„Rainbow Bubbles“ zum Staunen

Von Mathias Bäumel

Immer mal wieder kann man in CD-Begleittexten lesen, dass die Musik vollständig ohne Overdubs, also live ohne irgendwelche „künstlichen” Zusätze, in einem Rutsch eingespielt worden sei. Solche Hinweise sind verräterisch. Tendenziell unterstellen sie, dass eine Musik ohne nachträglich im Studio hinzugefügter Klangelemente authentischer und somit künstlerisch wertiger sei. Oder sie heben heraus, dass das spieltechnische Vermögen des Musikers so frappierend groß ist, dass eine studiotechnische Nachbearbeitung nicht nötig sei. Beides kann zutreffend sein und die Qualität der betreffenden Musik verdeutlichen. Aber könnte ein gegenteiliges Konzept nicht auch zu einer brillanten Musik führen?

„Rainbow Bubble” von Samo Salomon macht die Möglichkeiten der Studioaufnahme zum Prinzip. Foto: Janin Vezonik

Einer der ersten, der einen solchen Weg im Bereich des zeitgenössischen Jazz beschritt, war 1969 Miles Davis mit seiner LP „In A Silent Way”. Hier wurden die Stücke durch Schneiden, Zusammenfügen, Kopieren und Wiederholen aus etwa 80 Minuten Material zurechtgeschnitten. In einem solchen Fall ist die Jazz-LP ganz wesentlich ein Produkt von Studioarbeit, nicht mehr bloß eine Dokumentation von Live-Musik (im Studio oder beim Konzert).

Der Ausnahmegitarrist Samo Salamon veröffentlicht mit „Rainbow Bubbles” wieder eine ganz spezielle Platte.

Während im Falle von „In A Silent Way” Produzent und Musiker das Endprodukt als Synthese von zuvor quasi fertig aufgenommenen Klangelementen gestalteten, geht Gitarrist und Komponist Samo Salamon mit seiner neuen Produktion „Rainbow Bubbles” einen mehr dialogischen, einen kommunikativeren Weg. „Zuerst hatte ich die Schlagzeugspur, denn Asaf Sirkis hat mir die Drum-Tracks, also etwa dreißig Minuten Drum-Improvisationen, geschickt”, so Samo. „Das war für mich die Basis.

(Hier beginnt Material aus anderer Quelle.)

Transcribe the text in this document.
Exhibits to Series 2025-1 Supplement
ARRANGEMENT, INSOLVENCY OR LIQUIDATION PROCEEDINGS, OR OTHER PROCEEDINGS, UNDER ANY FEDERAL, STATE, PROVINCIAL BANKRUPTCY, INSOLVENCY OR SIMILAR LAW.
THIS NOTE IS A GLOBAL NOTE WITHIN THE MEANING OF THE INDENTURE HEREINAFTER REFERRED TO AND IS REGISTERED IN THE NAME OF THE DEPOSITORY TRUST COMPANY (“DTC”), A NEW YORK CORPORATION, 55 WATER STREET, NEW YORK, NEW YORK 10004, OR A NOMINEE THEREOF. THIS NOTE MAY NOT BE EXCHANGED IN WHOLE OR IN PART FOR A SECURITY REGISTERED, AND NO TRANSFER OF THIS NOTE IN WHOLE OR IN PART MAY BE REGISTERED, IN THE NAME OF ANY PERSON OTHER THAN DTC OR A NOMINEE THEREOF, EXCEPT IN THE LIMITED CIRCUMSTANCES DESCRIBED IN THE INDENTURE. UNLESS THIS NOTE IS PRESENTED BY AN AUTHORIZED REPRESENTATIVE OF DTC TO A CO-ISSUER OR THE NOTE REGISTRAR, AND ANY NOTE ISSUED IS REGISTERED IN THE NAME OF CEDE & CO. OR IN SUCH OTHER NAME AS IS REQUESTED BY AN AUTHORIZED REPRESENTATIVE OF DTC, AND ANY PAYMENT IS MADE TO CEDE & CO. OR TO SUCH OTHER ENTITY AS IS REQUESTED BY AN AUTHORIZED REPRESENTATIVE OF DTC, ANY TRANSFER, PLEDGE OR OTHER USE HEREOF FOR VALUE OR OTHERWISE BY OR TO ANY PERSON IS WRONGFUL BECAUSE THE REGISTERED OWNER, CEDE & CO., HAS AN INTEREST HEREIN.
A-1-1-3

Darauf habe ich meine Kompositionen geschrieben – Bass, Gitarre, Banjo, Moog – beziehungsweise darüber Improvisationen aufgenommen”, erzählt er. „Es war fantastisch so zu arbeiten!”, freut sich der Musiker, „Ich konnte Melodien, Soloparts oder Akkordwechsel über die Drum-Muster schreiben, was für mich fantastisch, aber auch herausfordernd war.” So ist hier jede Spur Salamons eine dialogische, kommunikative Reaktion auf das gerade zuvor Entstandene.

Banjo-Improvisationen im Stil rockiger Gitarrensoli

Mit „Rainbow Bubbles” hat Salamon den Geist des Jazz – das Kommunikative – bewahrt und dennoch etwas Darüberhinausgehendes geschaffen. Das eher für Country and Western stehende Banjo, hier gelegentlich eingesetzt, ergänzt im Sound den „klickigen” Klang der Perkussionspassagen und schafft mit seinen melodischen Kürzeln Kontraste zum Erwarteten. Skurril wirkende, synkopierte Motivketten, ausschweifende melodische Träumereien, kraftvolle, brummige, Vertrauen weckende Bassläufe, zarte Moog-Klangteppiche, aber auch rasante, expressive Rockgitarren-Soli („Bloom in Vein”) – die Musik klingt abenteuerlich, vielleicht wie ein Musikesperanto, das sich aus Elementen von Rock, Folk, Swing, Modern Jazz, Fusion speist und wie eine fremd-vertraute Musiksprache anhört. Und das alles spieltechnisch souverän und exzellent! So noch nicht (noch nie?) gehört und doch verständlich auch für den, der angesichts dieser „Rainbow Bubbles” ins Staunen gerät.